No omito decir que el texto es de obligadísima consulta, no sólo por la  puntualidad y el desmenuzamiento que el especialista hace del engranaje que compone el sector, sino porque ha venido proponiendo una reforma estructural del mismo desde el 2006.
En la página 105, Cruz Vázquez hace una propuesta de organigrama de una idealizada Secretaría de Cultura que vale la pena tomar en cuenta porque se centra en tres asuntos que tradicionalmente han sido programas, no  ejes de desarrollo: Estímulos a la Creatividad y el Financiamiento de la Cultura; Vinculación, Cooperación y Desarrollo y Empresas Culturales Paraestatales, pero sobre todo, porque le da importancia a cinco temas que no han sabido verse como fortaleza y área de oportunidad en nuestro país: la correcta administración del patrimonio; la atención a los rubros indígena y popular; la debida y obligada promoción cultural (allí la competencia feroz porque se trata de dineros y otro países invierten mucho más); el indispensable buen funcionamiento del Archivo General de la Nación (que es donde reposa la memoria histórica de la nación) y la urgencia de atención de los Derechos de Autor, normatividad aún en pañales en México.
Otros asuntos de crucial importancia que propone Cruz Vázquez son el apoyo a las llamadas MIPYMES (pequeñas y medianas empresas culturales) aún no deslindadas de lo turístico y poco atendidas en la Ley para el Desarrollo de la Competitividad y sobre todo asuntos como la salud (desde cobertura médica para los creadores hasta regulaciones sobre materias primas).
Visto el hecho de que el Presupuesto de Egresos de la Federación toma poco en cuenta a la cultura, vale la pena centrarse en una propuesta que atienda estos y otros temas -como el de cómo educar en la cultura de la cultura a la población escolar-, en lugar de gastar recursos en ostentosos homenajes a las figuras del saber, como dicen los familiares de Juan Rulfo, a quienes se ha criticado recientemente por proponer que se otorguen becas en su nombre con motivo del centenario de su natalicio.

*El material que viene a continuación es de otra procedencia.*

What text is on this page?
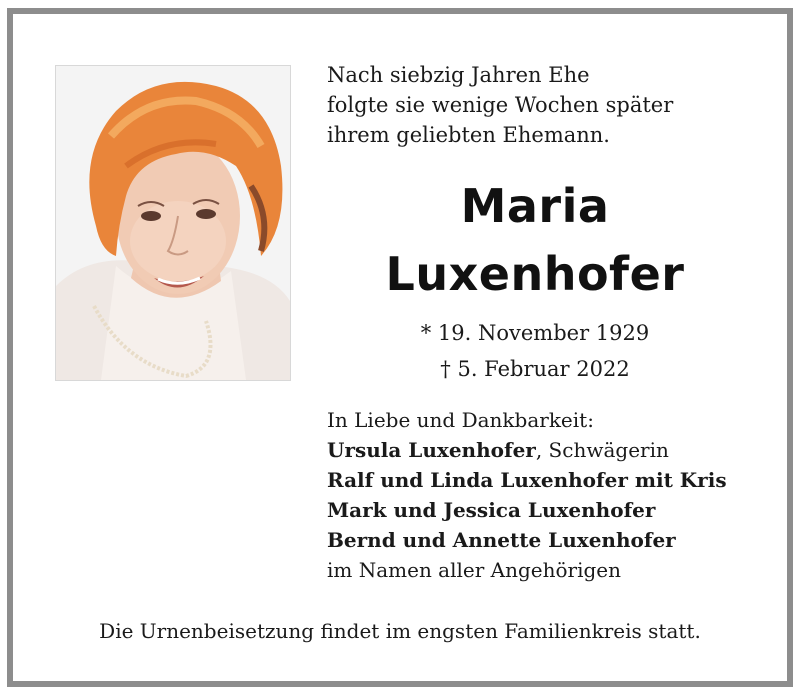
Nach siebzig Jahren Ehe
folgte sie wenige Wochen später
ihrem geliebten Ehemann.
Maria
Luxenhofer
* 19. November 1929
† 5. Februar 2022
In Liebe und Dankbarkeit:
Ursula Luxenhofer, Schwägerin
Ralf und Linda Luxenhofer mit Kris
Mark und Jessica Luxenhofer
Bernd und Annette Luxenhofer
im Namen aller Angehörigen
Die Urnenbeisetzung findet im engsten Familienkreis statt.
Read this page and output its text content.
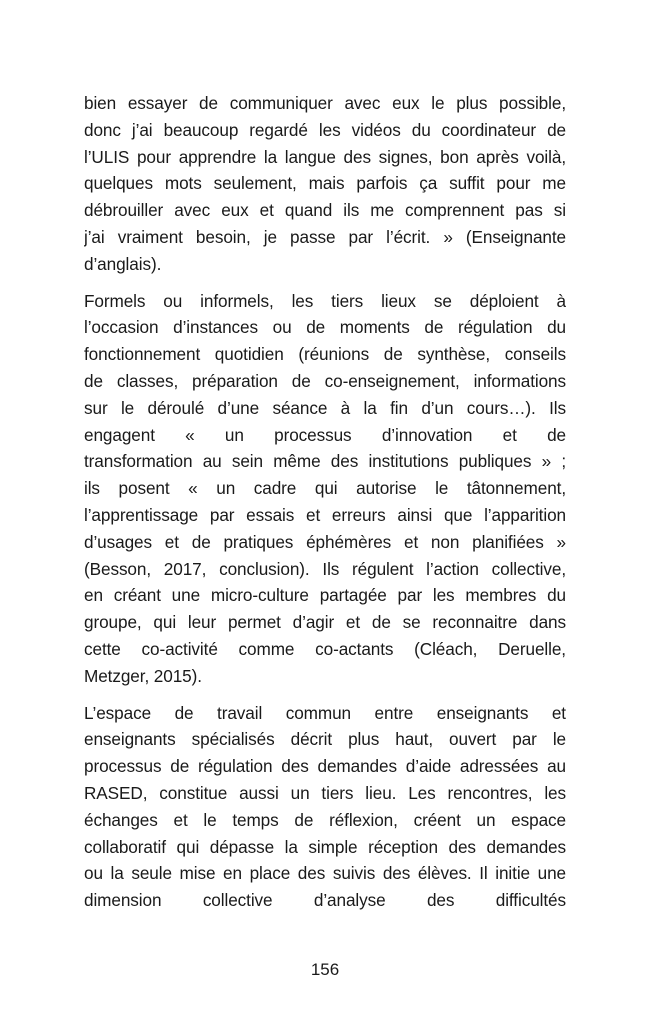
bien essayer de communiquer avec eux le plus possible,
donc j’ai beaucoup regardé les vidéos du coordinateur de
l’ULIS pour apprendre la langue des signes, bon après voilà,
quelques mots seulement, mais parfois ça suffit pour me
débrouiller avec eux et quand ils me comprennent pas si
j’ai vraiment besoin, je passe par l’écrit. » (Enseignante
d’anglais).
Formels ou informels, les tiers lieux se déploient à
l’occasion d’instances ou de moments de régulation du
fonctionnement quotidien (réunions de synthèse, conseils
de classes, préparation de co-enseignement, informations
sur le déroulé d’une séance à la fin d’un cours…). Ils
engagent « un processus d’innovation et de
transformation au sein même des institutions publiques » ;
ils posent « un cadre qui autorise le tâtonnement,
l’apprentissage par essais et erreurs ainsi que l’apparition
d’usages et de pratiques éphémères et non planifiées »
(Besson, 2017, conclusion). Ils régulent l’action collective,
en créant une micro-culture partagée par les membres du
groupe, qui leur permet d’agir et de se reconnaitre dans
cette co-activité comme co-actants (Cléach, Deruelle,
Metzger, 2015).
L’espace de travail commun entre enseignants et
enseignants spécialisés décrit plus haut, ouvert par le
processus de régulation des demandes d’aide adressées au
RASED, constitue aussi un tiers lieu. Les rencontres, les
échanges et le temps de réflexion, créent un espace
collaboratif qui dépasse la simple réception des demandes
ou la seule mise en place des suivis des élèves. Il initie une
dimension collective d’analyse des difficultés
156
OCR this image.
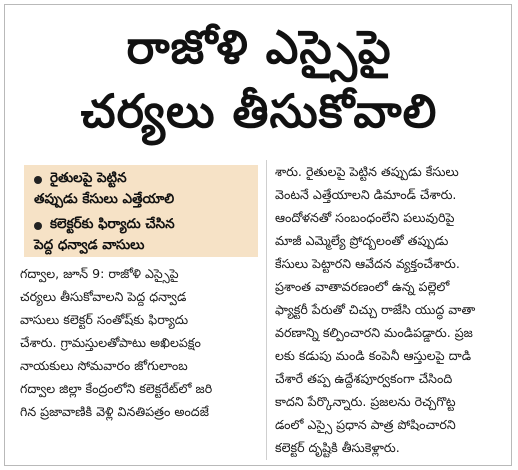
రాజోళి ఎస్సైపై
చర్యలు తీసుకోవాలి
రైతులపై పెట్టిన
తప్పుడు కేసులు ఎత్తేయాలి
కలెక్టర్‌కు ఫిర్యాదు చేసిన
పెద్ద ధన్వాడ వాసులు
గద్వాల, జూన్ 9: రాజోళి ఎస్సైపై
చర్యలు తీసుకోవాలని పెద్ద ధన్వాడ
వాసులు కలెక్టర్ సంతోష్‌కు ఫిర్యాదు
చేశారు. గ్రామస్తులతోపాటు అఖిలపక్షం
నాయకులు సోమవారం జోగులాంబ
గద్వాల జిల్లా కేంద్రంలోని కలెక్టరేట్‌లో జరి
గిన ప్రజావాణికి వెళ్లి వినతిపత్రం అందజే
శారు. రైతులపై పెట్టిన తప్పుడు కేసులు
వెంటనే ఎత్తేయాలని డిమాండ్ చేశారు.
ఆందోళనతో సంబంధంలేని పలువురిపై
మాజీ ఎమ్మెల్యే ప్రోద్బలంతో తప్పుడు
కేసులు పెట్టారని ఆవేదన వ్యక్తంచేశారు.
ప్రశాంత వాతావరణంలో ఉన్న పల్లెలో
ఫ్యాక్టరీ పేరుతో చిచ్చు రాజేసి యుద్ధ వాతా
వరణాన్ని కల్పించారని మండిపడ్డారు. ప్రజ
లకు కడుపు మండి కంపెనీ ఆస్తులపై దాడి
చేశారే తప్ప ఉద్దేశపూర్వకంగా చేసింది
కాదని పేర్కొన్నారు. ప్రజలను రెచ్చగొట్ట
డంలో ఎస్సై ప్రధాన పాత్ర పోషించారని
కలెక్టర్ దృష్టికి తీసుకెళ్లారు.
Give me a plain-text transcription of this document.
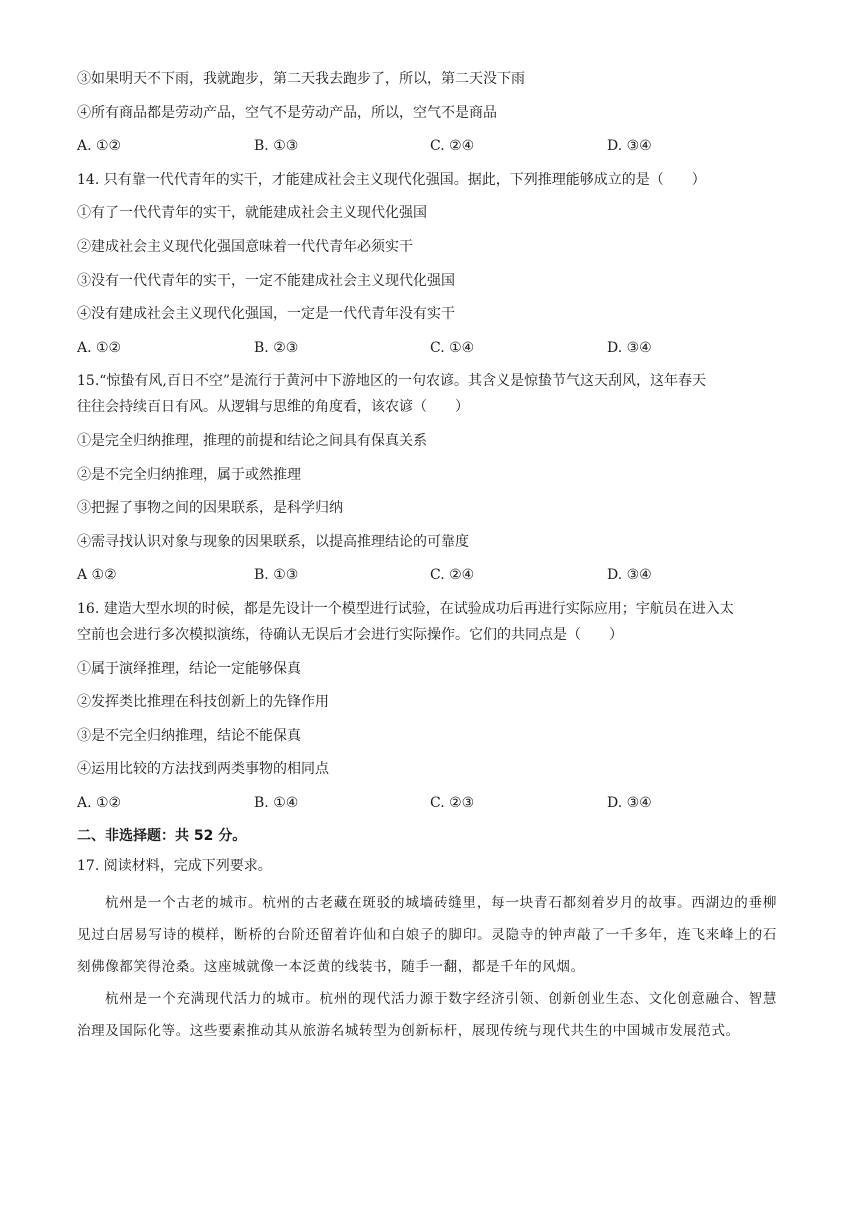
③如果明天不下雨，我就跑步，第二天我去跑步了，所以，第二天没下雨
④所有商品都是劳动产品，空气不是劳动产品，所以，空气不是商品
A. ①②	B. ①③	C. ②④	D. ③④
14. 只有靠一代代青年的实干，才能建成社会主义现代化强国。据此，下列推理能够成立的是（　　）
①有了一代代青年的实干，就能建成社会主义现代化强国
②建成社会主义现代化强国意味着一代代青年必须实干
③没有一代代青年的实干，一定不能建成社会主义现代化强国
④没有建成社会主义现代化强国，一定是一代代青年没有实干
A. ①②	B. ②③	C. ①④	D. ③④
15.“惊蛰有风,百日不空”是流行于黄河中下游地区的一句农谚。其含义是惊蛰节气这天刮风，这年春天
往往会持续百日有风。从逻辑与思维的角度看，该农谚（　　）
①是完全归纳推理，推理的前提和结论之间具有保真关系
②是不完全归纳推理，属于或然推理
③把握了事物之间的因果联系，是科学归纳
④需寻找认识对象与现象的因果联系，以提高推理结论的可靠度
A ①②	B. ①③	C. ②④	D. ③④
16. 建造大型水坝的时候，都是先设计一个模型进行试验，在试验成功后再进行实际应用；宇航员在进入太
空前也会进行多次模拟演练，待确认无误后才会进行实际操作。它们的共同点是（　　）
①属于演绎推理，结论一定能够保真
②发挥类比推理在科技创新上的先锋作用
③是不完全归纳推理，结论不能保真
④运用比较的方法找到两类事物的相同点
A. ①②	B. ①④	C. ②③	D. ③④
二、非选择题：共 52 分。
17. 阅读材料，完成下列要求。

杭州是一个古老的城市。杭州的古老藏在斑驳的城墙砖缝里，每一块青石都刻着岁月的故事。西湖边的垂柳见过白居易写诗的模样，断桥的台阶还留着许仙和白娘子的脚印。灵隐寺的钟声敲了一千多年，连飞来峰上的石刻佛像都笑得沧桑。这座城就像一本泛黄的线装书，随手一翻，都是千年的风烟。

杭州是一个充满现代活力的城市。杭州的现代活力源于数字经济引领、创新创业生态、文化创意融合、智慧治理及国际化等。这些要素推动其从旅游名城转型为创新标杆，展现传统与现代共生的中国城市发展范式。
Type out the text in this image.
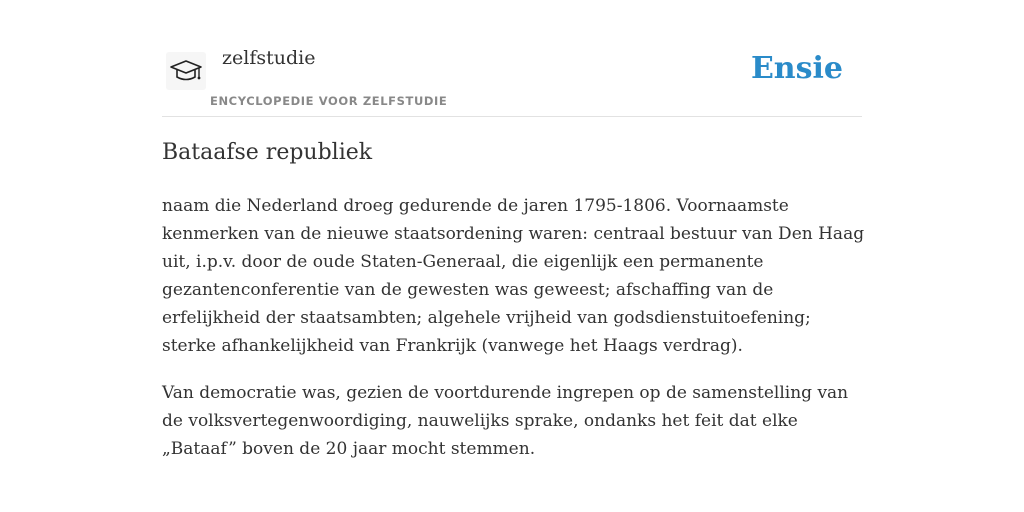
zelfstudie
ENCYCLOPEDIE VOOR ZELFSTUDIE
Ensie
Bataafse republiek

naam die Nederland droeg gedurende de jaren 1795-1806. Voornaamste
kenmerken van de nieuwe staatsordening waren: centraal bestuur van Den Haag
uit, i.p.v. door de oude Staten-Generaal, die eigenlijk een permanente
gezantenconferentie van de gewesten was geweest; afschaffing van de
erfelijkheid der staatsambten; algehele vrijheid van godsdienstuitoefening;
sterke afhankelijkheid van Frankrijk (vanwege het Haags verdrag).

Van democratie was, gezien de voortdurende ingrepen op de samenstelling van
de volksvertegenwoordiging, nauwelijks sprake, ondanks het feit dat elke
„Bataaf” boven de 20 jaar mocht stemmen.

4.Colofón: El gremio cultural no se ha manifestado mayormente en las calles con respecto a la inconformidad social debido al llamado gasolinazo (por ahí hubo una pequeña marcha en la Ciudad de México que partió del CENART, pero no tuvo impacto) y los escritores han hecho pocas declaraciones sobre el asunto. En cambio, en redes sociales la inconformidad se nota más, pues las páginas personales son depósitos para la utopía. Esto me tranquiliza, pues resulta que en nuestro estado no estamos tan mal: los morelenses somos tan apolíticos como en todo el país. ¿Se acuerda, querido lector y lectora, de que hace unas semanas fue tomado el Museo de la Ciudad y nadie llegó? FIN.